Seratonin reuptake inhibitors (SSRIs) have been around for over two decades, and controversy surrounding them is as abundant as it’s ever been.
For example, there have been concerns that the use of SSRIs by women before and during pregnancy may account for why diagnoses of autism spectrum disorder has been on the rise, especially since this increase more or less coincides with the advent of the modern antidepressant.
The current issue of The New England Journal of Medicine is publishing the results of a Danish study that set out to determine whether or not these concerns are valid. For the study, the researchers examined data from 626,875 births in Denmark from 1996-2005 gathering patient data on women among the group who used SSRIs before and during pregnancy.

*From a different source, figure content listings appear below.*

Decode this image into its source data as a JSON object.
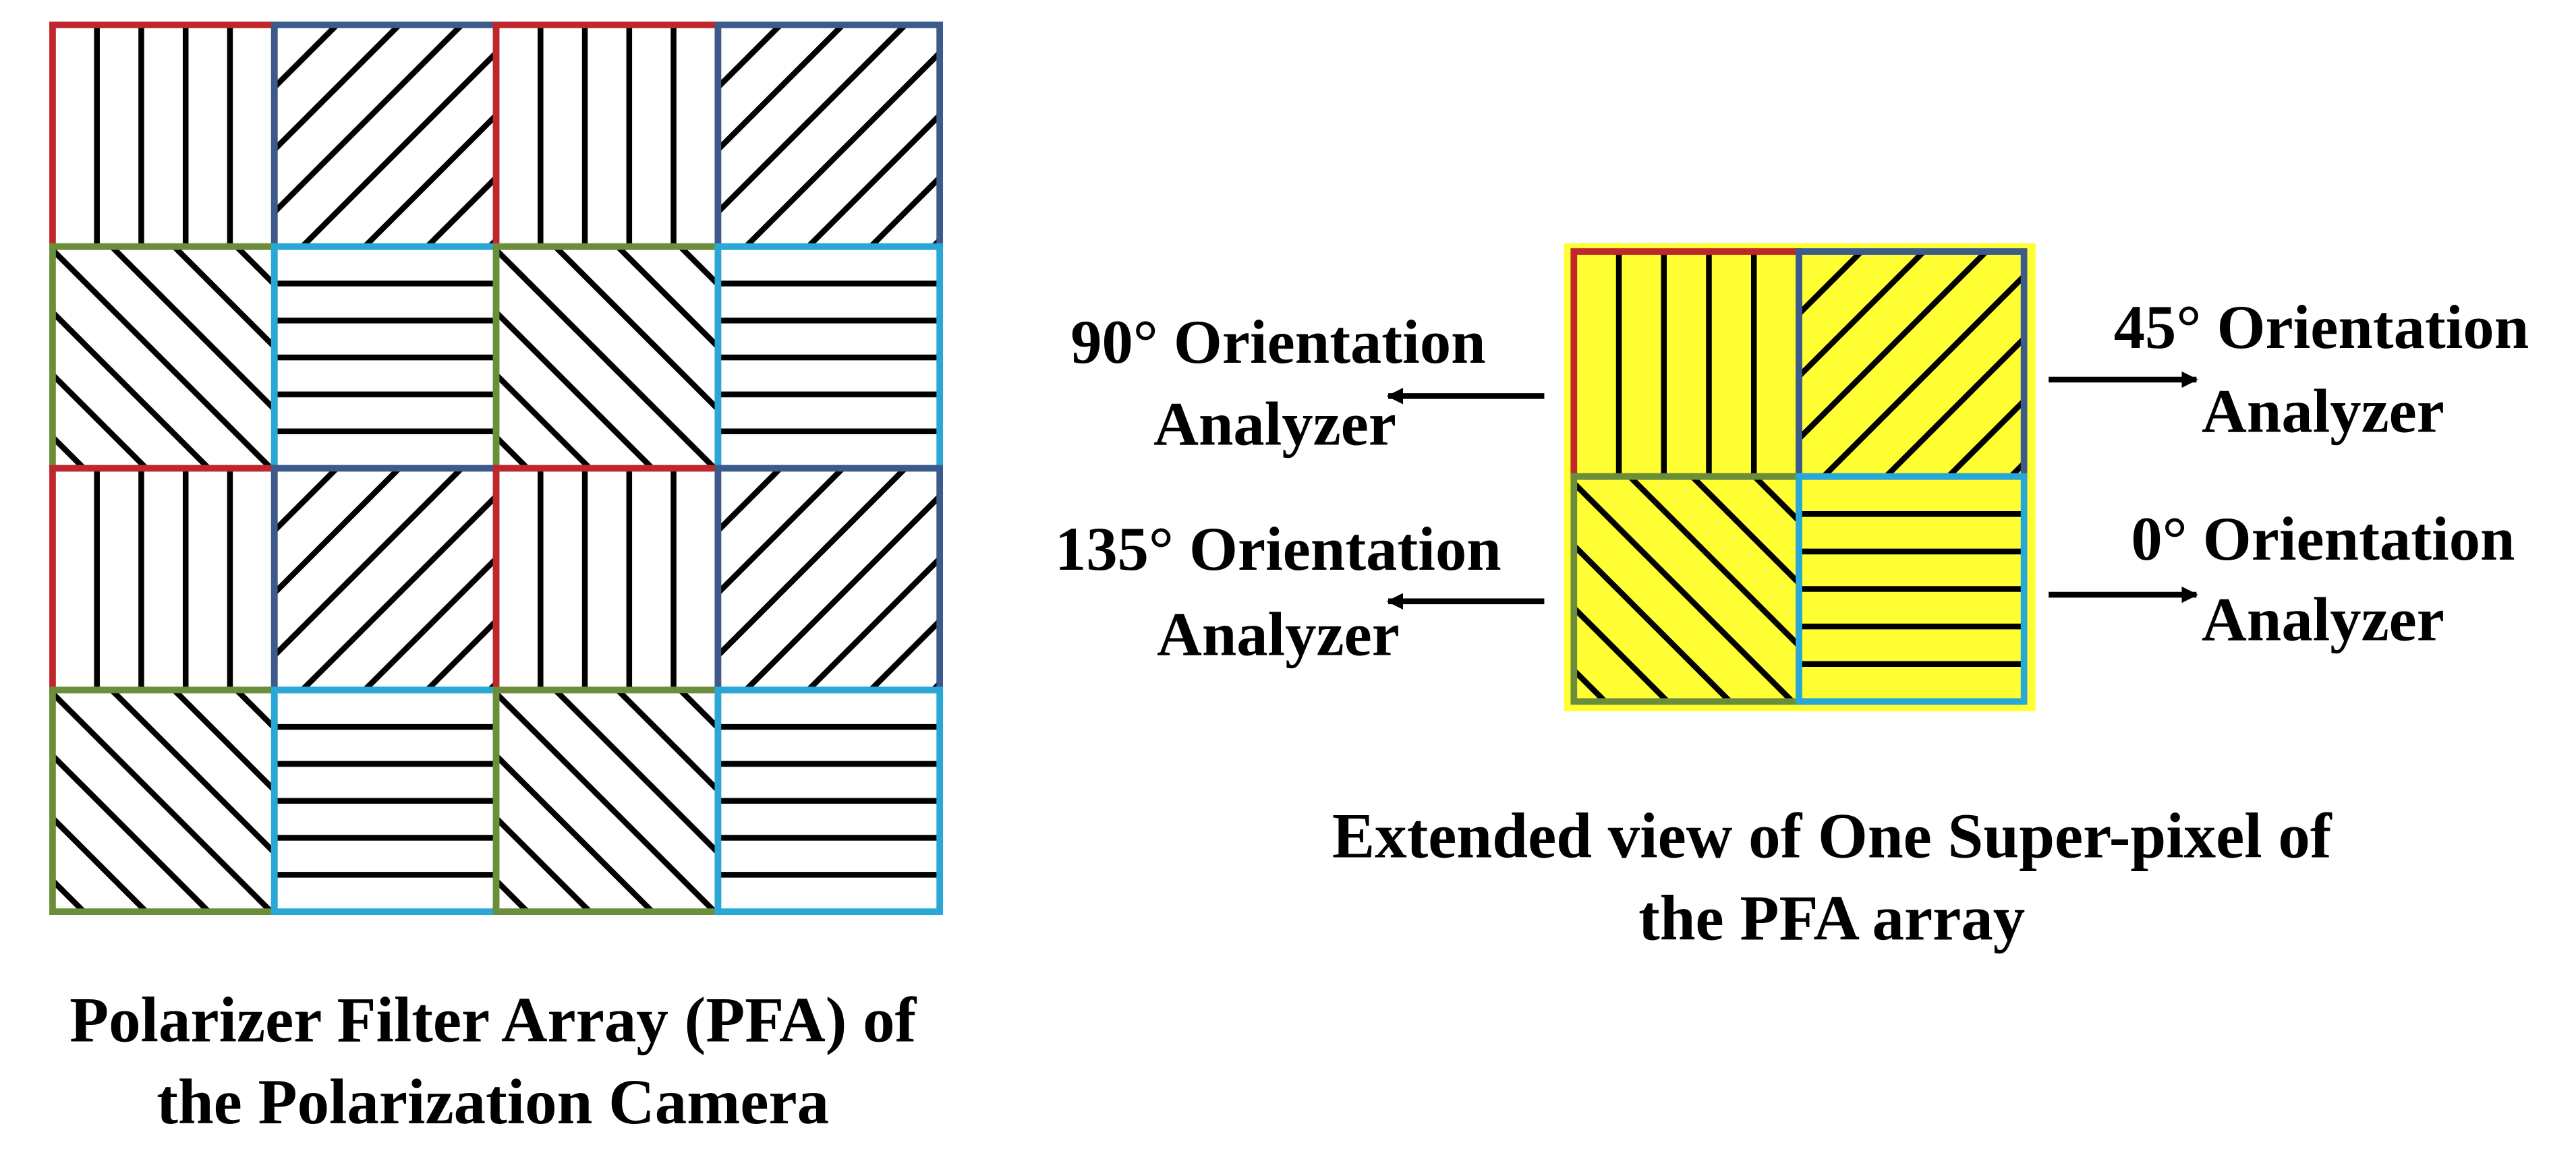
{
  "left_caption": {
    "line1": "Polarizer Filter Array (PFA) of",
    "line2": "the Polarization Camera"
  },
  "right_caption": {
    "line1": "Extended view of One Super-pixel of",
    "line2": "the PFA array"
  },
  "labels": [
    {
      "line1": "90° Orientation",
      "line2": "Analyzer"
    },
    {
      "line1": "135° Orientation",
      "line2": "Analyzer"
    },
    {
      "line1": "45° Orientation",
      "line2": "Analyzer"
    },
    {
      "line1": "0° Orientation",
      "line2": "Analyzer"
    }
  ]
}
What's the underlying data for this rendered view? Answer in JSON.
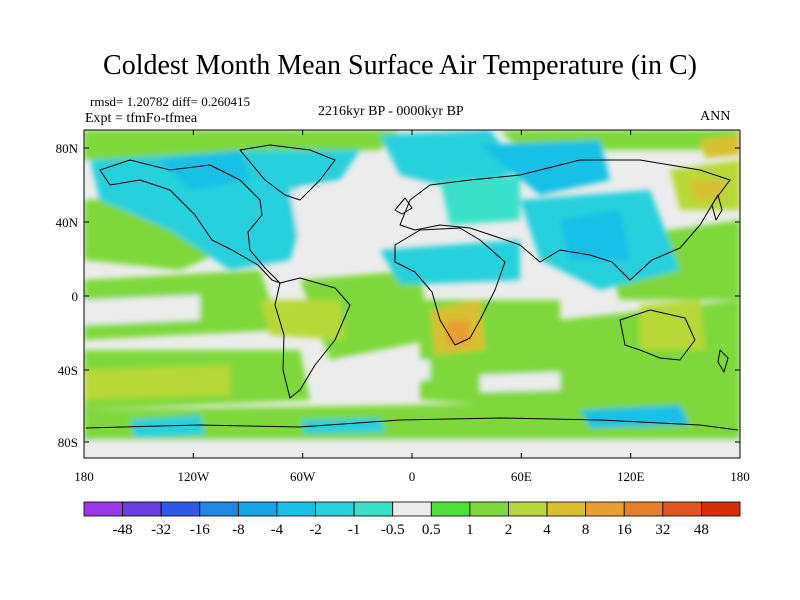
{
  "header": {
    "title": "Coldest Month Mean Surface Air Temperature (in C)",
    "stats": "rmsd= 1.20782  diff= 0.260415",
    "experiment": "Expt = tfmFo-tfmea",
    "period": "2216kyr BP - 0000kyr BP",
    "season": "ANN"
  },
  "axes": {
    "lat_ticks": [
      "80N",
      "40N",
      "0",
      "40S",
      "80S"
    ],
    "lon_ticks": [
      "180",
      "120W",
      "60W",
      "0",
      "60E",
      "120E",
      "180"
    ]
  },
  "colorbar": {
    "colors": [
      "#9a38e8",
      "#6a3fe0",
      "#2f59e6",
      "#1f86e6",
      "#12a6e6",
      "#18c0e6",
      "#27d0dc",
      "#3ae0c8",
      "#ececec",
      "#4ee03a",
      "#7ed83a",
      "#b8d838",
      "#d8c030",
      "#e8a030",
      "#e88028",
      "#e05520",
      "#d82e10"
    ],
    "labels": [
      "-48",
      "-32",
      "-16",
      "-8",
      "-4",
      "-2",
      "-1",
      "-0.5",
      "0.5",
      "1",
      "2",
      "4",
      "8",
      "16",
      "32",
      "48"
    ]
  }
}
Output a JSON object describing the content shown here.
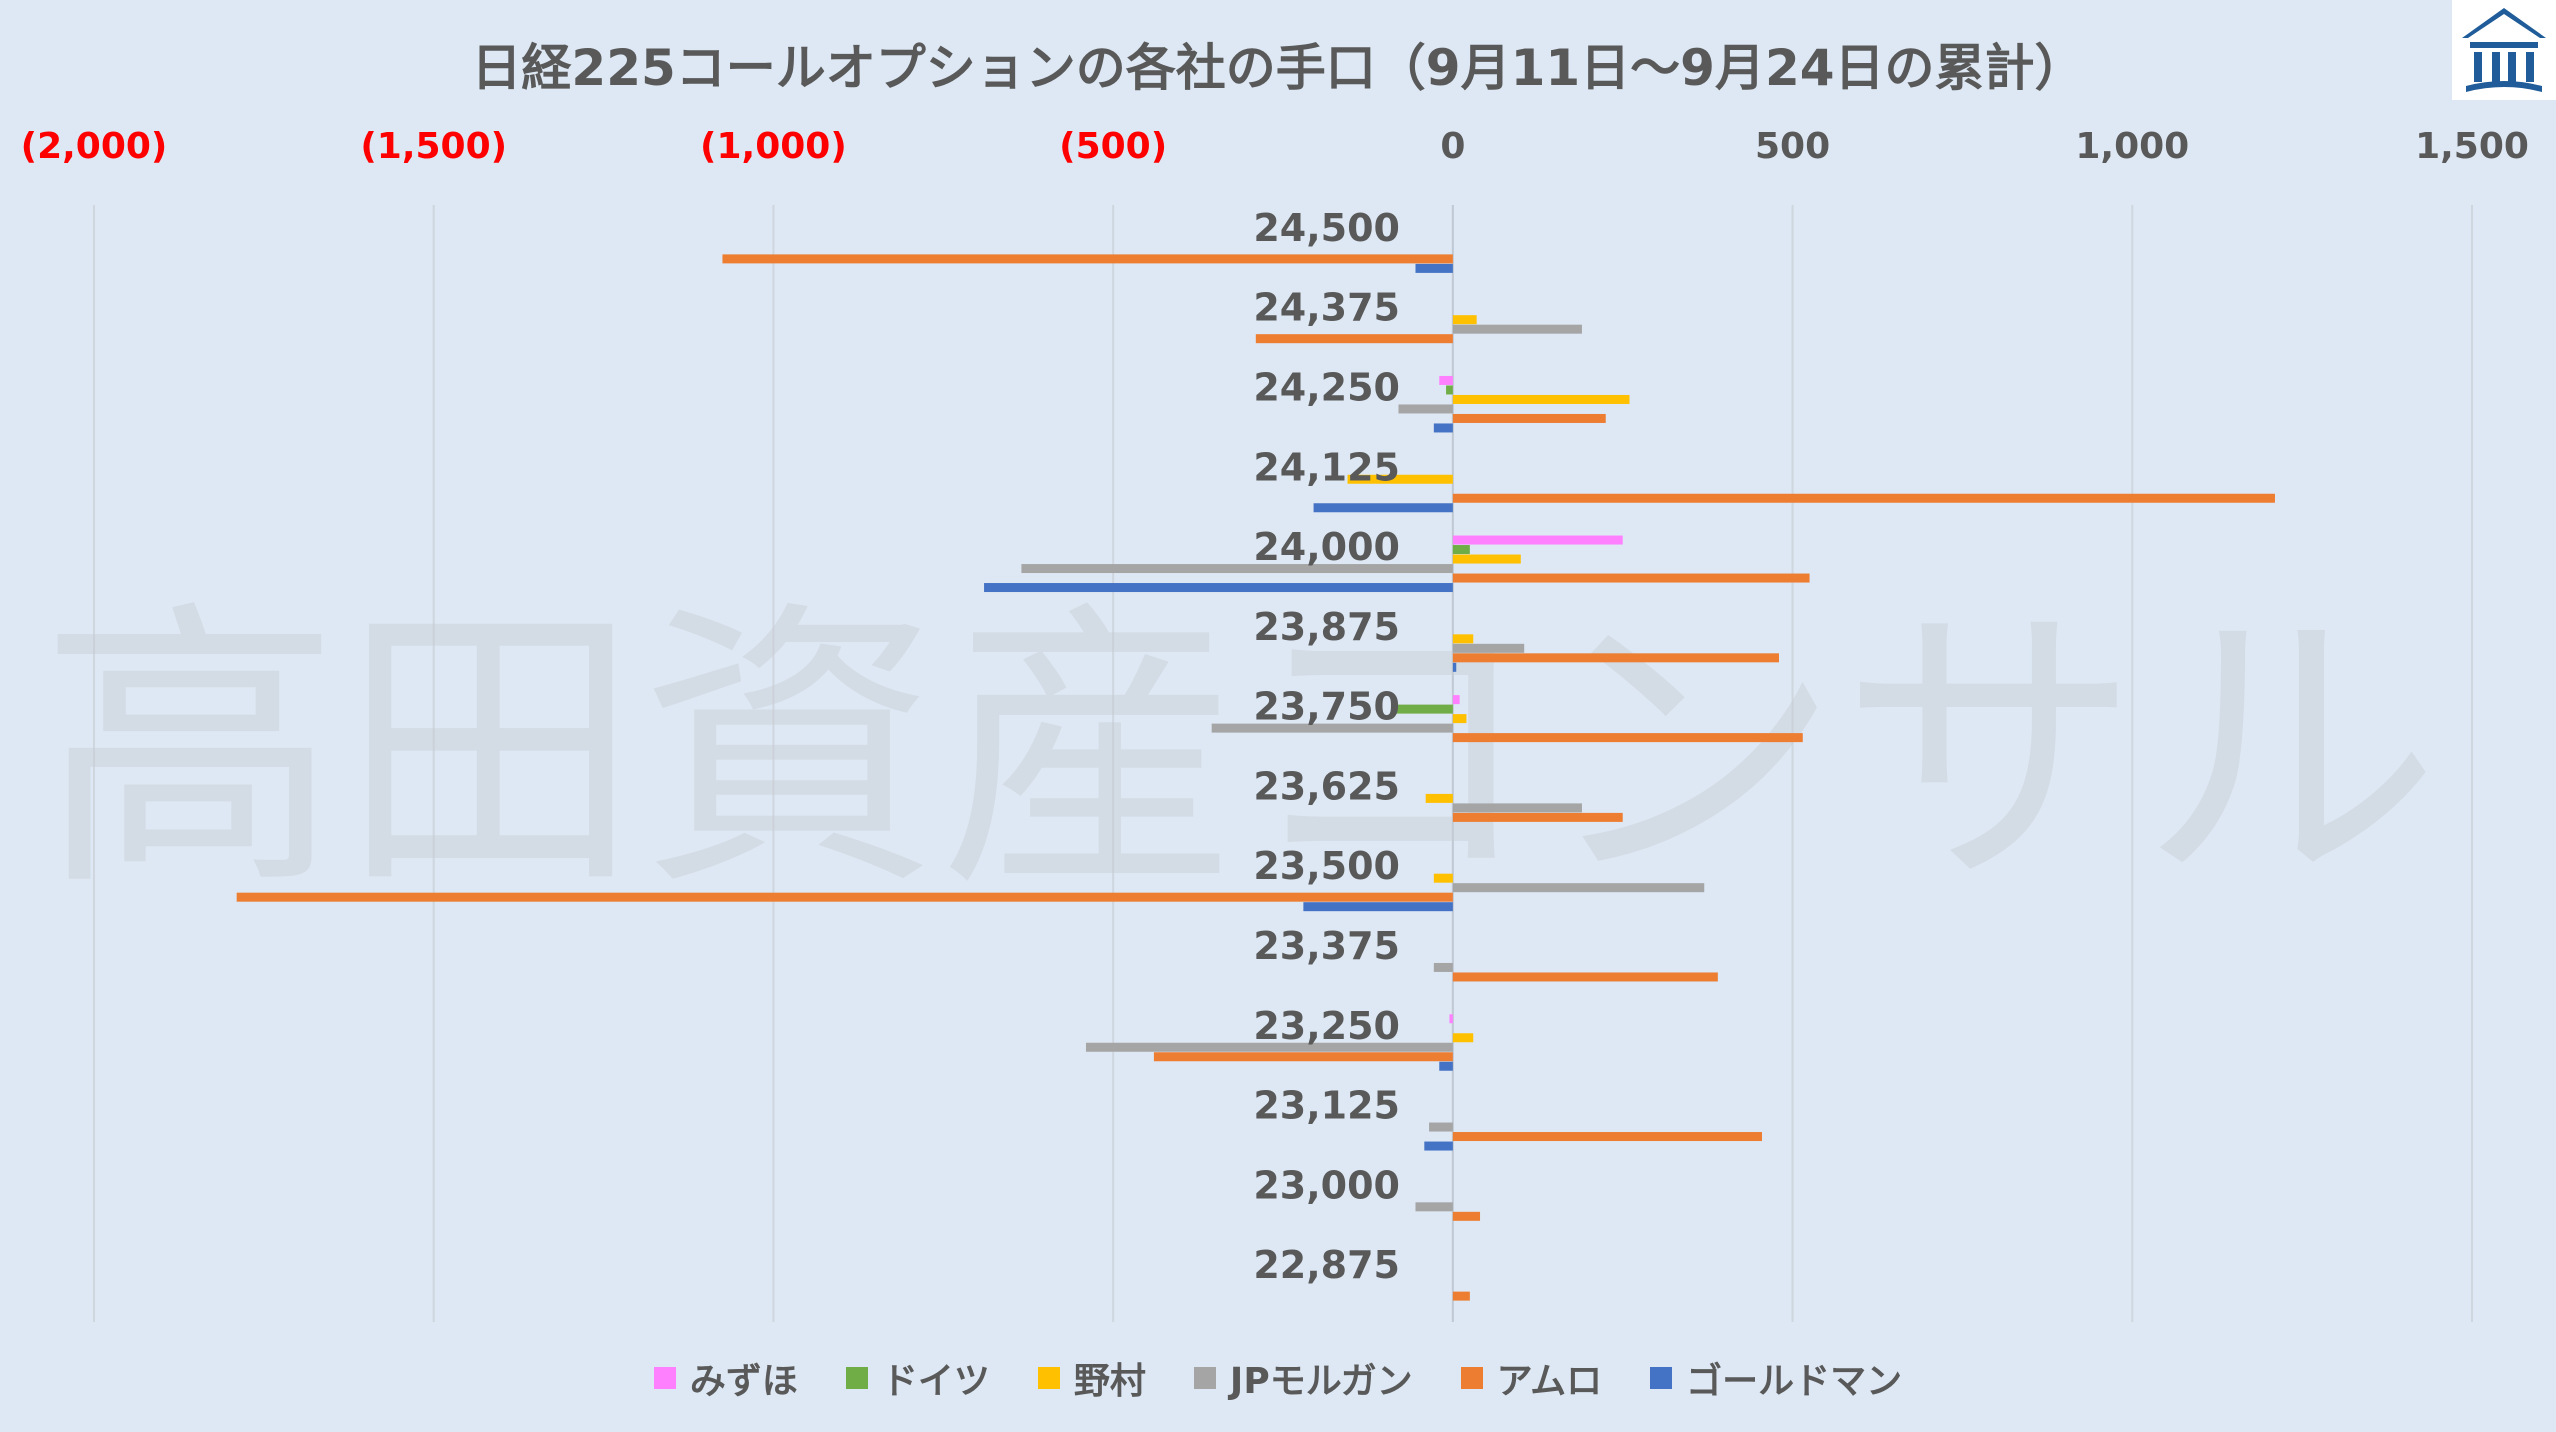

Among these half a million+ births, the researchers discovered 3,892 diagnoses of autism spectrum disorder among the children of these women. Of those cases, 52 of the women used anti-depressants before and during their pregnancy — the researchers concluded that there was no significant association between autism and the use of SSRIs.
Despite the results of this current study, antidepressants in general have been under attack for several years, some two decades after Prozac was introduced into the market in 1987.
While its efficacy in major depressive disorder has been pretty well established, some studies suggest that SSRIs are not effective in those who suffer from minor depression.
In spite of the negligible impact, the DSM-V suggests that patients suffering from bereavement should be prescribed antidepressants if their symptoms of sadness last longer than two weeks. Two WEEKS?! For being in MOURNING?!?
And Still MORE Controversy
A recent article in JAMA Psychiatry asserts that grief presents and runs a very different course than that of major depressive disorder. Grief is a natural part of life; major depressive disorder is not — it’s, well, a disorder, for cryin’ out loud!
Additionally, some studies have shown that 12-16 psychotherapy sessions help just as much, if not more, than taking SSRIs for a period of time.
Then, there was the 2009 study published in the Archives of General Psychiatry that SSRIs actually “work”, not by changing mood, but by changing personality.
The push by pharmaceutical companies to make us feel as though any angst or disconcerting thought that flits across our minds shouldn’t be tolerated is absurd at best; at worst, it’s a little scary. We’re not robots, after all — we’re human beings.